Evidently these acquisitions have benefitted both operating income and net sales, increasing 23% and 3.5% respectively. Softbank explains these jumps in part by Vision Fund, as shown in the 2017 Q3 financials (along with the Delta Fund, though this is significantly smaller with only $6 billion in capital).
These investments aren’t only benefitting Softbank itself. Until now tech companies arguably needed to be part of the ‘unicorn club’ to be considered successful. The unicorn club refers to a billion-dollar valuation stamp mark. The Vision Fund now allows small startups to raise capital faster and more aggressively. Fanatics used the Fund to raise $1 billion and is now valued at $4.5 billion.
Softbank’s global vision is conscious that international investment is key, as it looks towards Europe and Asia to seal more deals. This gives Softbank incredible breadth over the industry, but it also helps cement Softbank within sub industries, notably in the ride hailing business. Grab, an Uber competitor in Southeast Asia, raised $2 billion in 2017 from Softbank. Didi, another competitor in Europe, raised $5 billion. Didi in turn invested in in the Brazilian ‘99’ ridesharing company.
But Softbank’s competitors, and the industry as a whole, are doubting the company’s recent investments. Softbank has been accused of artificially pushing up valuations, causing disturbances within the sector. Competitors note that startups should raise funds themselves in order to be successful instead of relying on giants to prop them up. There are fears around how Softbank vets investment opportunities – with $100 billion, are they recklessly throwing money at small firms?

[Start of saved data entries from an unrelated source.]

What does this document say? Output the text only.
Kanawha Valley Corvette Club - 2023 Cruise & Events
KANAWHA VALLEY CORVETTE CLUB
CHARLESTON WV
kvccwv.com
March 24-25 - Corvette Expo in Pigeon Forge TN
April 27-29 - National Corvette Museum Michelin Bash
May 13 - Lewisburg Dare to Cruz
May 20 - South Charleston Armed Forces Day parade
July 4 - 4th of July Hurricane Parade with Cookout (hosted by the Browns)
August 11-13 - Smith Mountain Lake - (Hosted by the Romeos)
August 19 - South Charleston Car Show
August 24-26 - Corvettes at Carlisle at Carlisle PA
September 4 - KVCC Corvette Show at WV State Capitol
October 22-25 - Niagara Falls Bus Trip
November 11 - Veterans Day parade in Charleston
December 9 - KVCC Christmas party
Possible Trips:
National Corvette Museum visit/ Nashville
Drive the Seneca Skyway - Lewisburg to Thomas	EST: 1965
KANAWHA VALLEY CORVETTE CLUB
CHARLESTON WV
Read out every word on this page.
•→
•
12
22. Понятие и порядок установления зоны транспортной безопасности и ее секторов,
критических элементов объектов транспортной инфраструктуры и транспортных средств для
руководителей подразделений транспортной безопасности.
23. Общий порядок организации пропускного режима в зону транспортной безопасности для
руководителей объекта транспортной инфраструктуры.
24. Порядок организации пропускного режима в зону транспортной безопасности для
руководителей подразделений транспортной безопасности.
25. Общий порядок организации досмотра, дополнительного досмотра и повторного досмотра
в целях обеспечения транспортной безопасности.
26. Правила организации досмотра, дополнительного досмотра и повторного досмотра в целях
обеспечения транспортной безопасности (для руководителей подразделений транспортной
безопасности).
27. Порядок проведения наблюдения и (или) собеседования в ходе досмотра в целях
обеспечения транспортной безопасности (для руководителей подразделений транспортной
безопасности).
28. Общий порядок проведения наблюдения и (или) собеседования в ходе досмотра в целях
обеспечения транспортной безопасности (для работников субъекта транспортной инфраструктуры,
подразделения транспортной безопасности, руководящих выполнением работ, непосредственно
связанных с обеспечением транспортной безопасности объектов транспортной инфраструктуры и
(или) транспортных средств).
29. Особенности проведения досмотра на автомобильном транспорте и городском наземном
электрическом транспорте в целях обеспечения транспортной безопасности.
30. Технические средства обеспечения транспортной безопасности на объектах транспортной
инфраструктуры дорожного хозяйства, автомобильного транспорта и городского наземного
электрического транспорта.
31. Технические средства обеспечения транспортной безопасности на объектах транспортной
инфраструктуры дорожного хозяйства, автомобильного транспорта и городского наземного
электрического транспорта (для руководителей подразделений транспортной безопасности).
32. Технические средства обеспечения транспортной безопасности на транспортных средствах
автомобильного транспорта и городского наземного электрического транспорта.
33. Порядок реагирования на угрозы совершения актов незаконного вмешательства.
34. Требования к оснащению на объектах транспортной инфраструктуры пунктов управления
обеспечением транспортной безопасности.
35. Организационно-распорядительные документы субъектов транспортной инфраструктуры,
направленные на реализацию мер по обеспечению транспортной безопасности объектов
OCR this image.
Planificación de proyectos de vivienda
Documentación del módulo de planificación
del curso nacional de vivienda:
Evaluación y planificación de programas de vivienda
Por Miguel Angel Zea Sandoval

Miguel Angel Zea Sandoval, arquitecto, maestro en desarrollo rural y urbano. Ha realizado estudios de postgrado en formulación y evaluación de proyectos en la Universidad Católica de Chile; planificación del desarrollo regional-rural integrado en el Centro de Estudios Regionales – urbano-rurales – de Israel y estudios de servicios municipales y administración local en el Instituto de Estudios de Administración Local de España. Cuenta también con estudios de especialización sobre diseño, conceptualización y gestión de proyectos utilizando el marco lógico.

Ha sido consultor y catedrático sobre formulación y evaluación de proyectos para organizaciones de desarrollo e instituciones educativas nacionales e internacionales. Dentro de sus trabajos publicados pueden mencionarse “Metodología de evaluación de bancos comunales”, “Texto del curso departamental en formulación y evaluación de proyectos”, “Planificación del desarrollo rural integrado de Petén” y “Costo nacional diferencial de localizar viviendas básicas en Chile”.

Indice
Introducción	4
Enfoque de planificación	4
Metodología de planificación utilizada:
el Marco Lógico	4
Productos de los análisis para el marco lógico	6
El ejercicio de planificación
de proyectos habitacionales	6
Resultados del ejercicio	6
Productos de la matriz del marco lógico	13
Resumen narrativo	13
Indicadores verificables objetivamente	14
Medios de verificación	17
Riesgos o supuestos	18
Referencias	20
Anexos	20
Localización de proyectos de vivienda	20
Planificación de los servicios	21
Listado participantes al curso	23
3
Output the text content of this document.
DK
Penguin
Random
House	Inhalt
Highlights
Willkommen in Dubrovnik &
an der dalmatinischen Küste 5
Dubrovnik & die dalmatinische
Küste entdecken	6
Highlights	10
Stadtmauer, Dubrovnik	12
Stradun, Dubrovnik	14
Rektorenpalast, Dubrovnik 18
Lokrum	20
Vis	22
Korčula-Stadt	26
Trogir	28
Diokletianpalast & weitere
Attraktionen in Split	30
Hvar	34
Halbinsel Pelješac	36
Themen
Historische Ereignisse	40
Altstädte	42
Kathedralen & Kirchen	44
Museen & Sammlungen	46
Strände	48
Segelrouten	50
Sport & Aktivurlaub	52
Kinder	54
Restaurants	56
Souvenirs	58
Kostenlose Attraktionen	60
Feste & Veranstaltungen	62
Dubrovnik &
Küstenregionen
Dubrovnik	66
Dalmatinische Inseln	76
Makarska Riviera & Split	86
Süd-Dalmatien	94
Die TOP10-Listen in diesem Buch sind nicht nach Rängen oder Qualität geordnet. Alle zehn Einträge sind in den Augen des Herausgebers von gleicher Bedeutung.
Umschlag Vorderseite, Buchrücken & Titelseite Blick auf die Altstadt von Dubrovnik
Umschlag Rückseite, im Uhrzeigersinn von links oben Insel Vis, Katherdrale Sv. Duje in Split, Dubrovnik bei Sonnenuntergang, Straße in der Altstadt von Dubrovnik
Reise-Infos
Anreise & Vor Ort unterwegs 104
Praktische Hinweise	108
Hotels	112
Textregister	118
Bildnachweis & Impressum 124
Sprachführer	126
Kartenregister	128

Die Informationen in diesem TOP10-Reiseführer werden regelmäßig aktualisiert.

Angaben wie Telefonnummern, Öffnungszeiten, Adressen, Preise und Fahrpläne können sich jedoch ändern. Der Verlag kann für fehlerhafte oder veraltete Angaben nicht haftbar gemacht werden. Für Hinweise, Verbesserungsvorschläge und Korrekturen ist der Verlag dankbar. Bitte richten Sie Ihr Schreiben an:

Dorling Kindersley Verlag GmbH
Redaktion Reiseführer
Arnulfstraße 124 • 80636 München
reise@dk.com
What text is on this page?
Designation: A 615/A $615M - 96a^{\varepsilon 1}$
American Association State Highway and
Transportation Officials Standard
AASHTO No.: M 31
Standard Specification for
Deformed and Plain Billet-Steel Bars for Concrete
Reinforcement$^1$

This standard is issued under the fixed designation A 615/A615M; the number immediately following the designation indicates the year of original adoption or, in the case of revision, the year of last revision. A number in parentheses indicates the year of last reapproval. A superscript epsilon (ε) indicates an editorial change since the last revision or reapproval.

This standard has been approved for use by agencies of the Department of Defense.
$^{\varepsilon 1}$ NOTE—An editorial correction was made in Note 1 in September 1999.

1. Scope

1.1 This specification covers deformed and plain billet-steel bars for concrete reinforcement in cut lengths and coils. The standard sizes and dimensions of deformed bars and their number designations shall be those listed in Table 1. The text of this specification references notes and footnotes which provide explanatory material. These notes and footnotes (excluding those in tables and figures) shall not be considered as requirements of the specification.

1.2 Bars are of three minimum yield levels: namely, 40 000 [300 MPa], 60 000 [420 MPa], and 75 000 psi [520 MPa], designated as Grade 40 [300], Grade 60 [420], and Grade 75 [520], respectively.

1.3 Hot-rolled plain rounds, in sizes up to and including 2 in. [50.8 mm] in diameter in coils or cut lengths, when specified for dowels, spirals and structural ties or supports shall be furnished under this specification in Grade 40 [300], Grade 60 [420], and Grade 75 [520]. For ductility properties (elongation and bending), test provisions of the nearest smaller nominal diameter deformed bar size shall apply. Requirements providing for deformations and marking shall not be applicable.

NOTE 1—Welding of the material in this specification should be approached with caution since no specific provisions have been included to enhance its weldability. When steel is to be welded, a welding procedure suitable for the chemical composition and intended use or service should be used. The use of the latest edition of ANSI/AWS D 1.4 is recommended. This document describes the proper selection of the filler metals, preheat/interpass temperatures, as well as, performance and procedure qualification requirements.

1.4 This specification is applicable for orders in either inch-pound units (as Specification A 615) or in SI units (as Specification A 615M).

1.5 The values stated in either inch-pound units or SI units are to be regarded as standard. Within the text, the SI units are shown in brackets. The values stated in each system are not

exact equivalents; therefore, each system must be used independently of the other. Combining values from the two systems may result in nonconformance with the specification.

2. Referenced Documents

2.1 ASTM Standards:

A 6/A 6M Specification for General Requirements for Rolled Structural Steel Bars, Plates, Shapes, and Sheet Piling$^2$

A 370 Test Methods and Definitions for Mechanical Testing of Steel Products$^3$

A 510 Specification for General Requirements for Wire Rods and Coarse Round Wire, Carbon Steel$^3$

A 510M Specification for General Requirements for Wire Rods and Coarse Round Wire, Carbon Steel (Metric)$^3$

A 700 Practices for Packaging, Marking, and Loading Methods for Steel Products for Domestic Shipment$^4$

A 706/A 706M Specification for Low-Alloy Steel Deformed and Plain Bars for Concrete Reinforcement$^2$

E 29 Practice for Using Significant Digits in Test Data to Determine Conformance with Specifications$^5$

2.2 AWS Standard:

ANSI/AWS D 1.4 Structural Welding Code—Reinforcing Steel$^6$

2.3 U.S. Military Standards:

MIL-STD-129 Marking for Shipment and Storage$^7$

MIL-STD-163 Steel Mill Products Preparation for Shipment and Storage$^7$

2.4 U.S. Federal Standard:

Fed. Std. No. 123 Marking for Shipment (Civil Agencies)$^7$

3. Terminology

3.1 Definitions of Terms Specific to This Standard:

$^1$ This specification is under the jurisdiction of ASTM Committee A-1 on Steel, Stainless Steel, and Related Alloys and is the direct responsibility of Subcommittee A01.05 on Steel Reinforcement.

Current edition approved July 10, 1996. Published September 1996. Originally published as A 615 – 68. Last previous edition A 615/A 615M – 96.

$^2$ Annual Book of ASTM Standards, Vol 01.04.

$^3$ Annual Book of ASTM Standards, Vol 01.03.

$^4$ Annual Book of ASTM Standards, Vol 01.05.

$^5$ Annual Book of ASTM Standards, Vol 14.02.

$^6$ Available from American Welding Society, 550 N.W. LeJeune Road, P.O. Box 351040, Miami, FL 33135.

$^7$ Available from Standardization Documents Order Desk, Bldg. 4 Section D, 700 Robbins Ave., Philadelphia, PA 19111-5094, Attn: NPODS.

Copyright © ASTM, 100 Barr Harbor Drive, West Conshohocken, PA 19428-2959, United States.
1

Softbank’s strategy is clear: invest in companies which have potential but may not have enough capital to pass the ‘unicorn’ threshold. Moving forward, Softbank should insure that the Vision Fund’s capital is being spent wisely and frugally in a market that is more competitive than ever. Only time (and financials) will tell if Masayoshi Son’s innovative idea will pay off – for Softbank, and for the technology sector.